DoD saving CBP’s bottom line

A Defense Department program to share military equipment with federal, state and local agencies could ease budget pressure at the Homeland Security Department. ...

By Ruben Gomez
Reporter
Federal News Radio

Tighter budgets and waning wars in the Middle East could boost the Homeland Security Department’s effort to secure the borders.

Increasingly, the Defense Department has excess property as troops return from Iraq and Afghanistan. Facing pressure to use resources more effectively, Customs and Border Protection is borrowing military technology such as drones and airships to find drug smugglers and human traffickers crossing the nation’s border with Mexico.

Defense leaders share technology and equipment with other agencies using the Domestic Preparedness Support Initiative, said Paul Stockton, assistant defense secretary for Homeland Defense and Americas’ Security Affairs, during a House Homeland Security Subcommittee on Border and Maritime Security hearing. The program supports local, state and federal agencies, including DHS.

“We rack and stack their prioritized requests for assistance,” he said. “And then we, with the help of the Defense Logistics Agency, try to match up their requirements with what we have.”

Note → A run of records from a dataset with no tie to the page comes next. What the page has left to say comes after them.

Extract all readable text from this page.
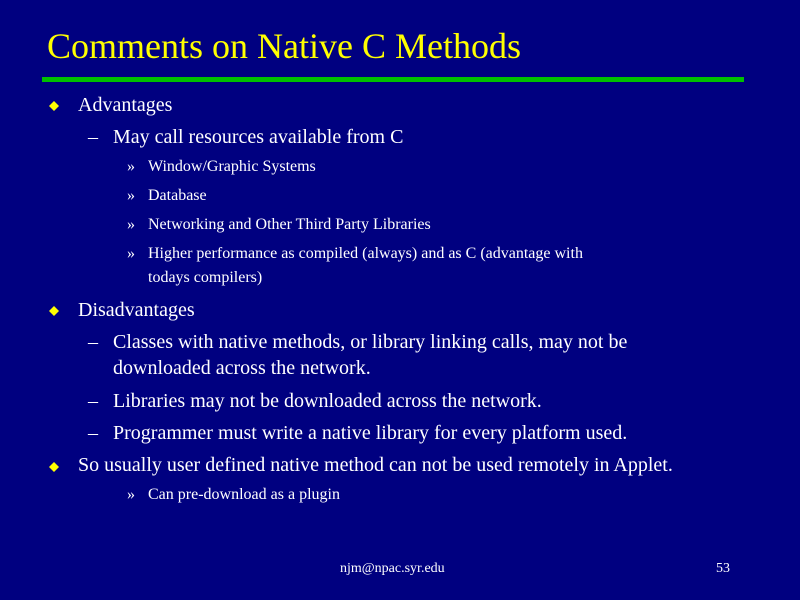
Comments on Native C Methods
Advantages
– May call resources available from C
» Window/Graphic Systems
» Database
» Networking and Other Third Party Libraries
» Higher performance as compiled (always) and as C (advantage with
todays compilers)
Disadvantages
– Classes with native methods, or library linking calls, may not be
downloaded across the network.
– Libraries may not be downloaded across the network.
– Programmer must write a native library for every platform used.
So usually user defined native method can not be used remotely in Applet.
» Can pre-download as a plugin
njm@npac.syr.edu	53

Members of Congress, including subcommittee chairperson Rep. Candice Miller (R-Mich.), are supportive of the equipment transfer.

“Funding levels are headed in one direction — down,” she said. “We need to be good stewards of very scarce taxpayer dollars to provide the security the American people demand.”

CBP still is reeling from the effects of a botched virtual border fence, SBINet. The project involved video cameras, radar equipment and sensors to watch the southern border. But it became an expensive failure for DHS, which spent $1 billion before canceling it in January after cost overruns and contracting problems.

The agency replaced SBINet with a similar project that will, at first, focus on the Arizona-Mexico border, popular with drug smugglers and human traffickers. But the Government Accountability Office has criticized the new plan, saying the project includes some of the same shortfalls that caused SBINet to fail.

“CBP has not documented the analysis justifying the specific types, quantities, and deployment locations of border surveillance technologies proposed in the plan,” Richard Stana, GAO’s director of homeland security and justice issues, wrote in the report. “CBP officials also have not yet defined the mission benefits expected from implementing the new plan.”

DoD’s hand-me-down equipment could help CBP save its bottom line. Miller is pushing for a more formal approach to help DHS acquire military technology, arguing the process needs to be simplified. But CBP leaders worry that approach will hamper their ability to get equipment from non-DoD partners.

“I have things that come to me outside of those [DoD] chains. And often they are interesting,” said Mark Borkowski, who leads the CBP Office of Technology Innovation and Acquisition.

He said a partnership dedicated to DoD and his agency would shut down lines of communications CBP has with other agencies.

“The best I can do is make it clear that I am willing to receive as much as someone is willing to offer,” he said.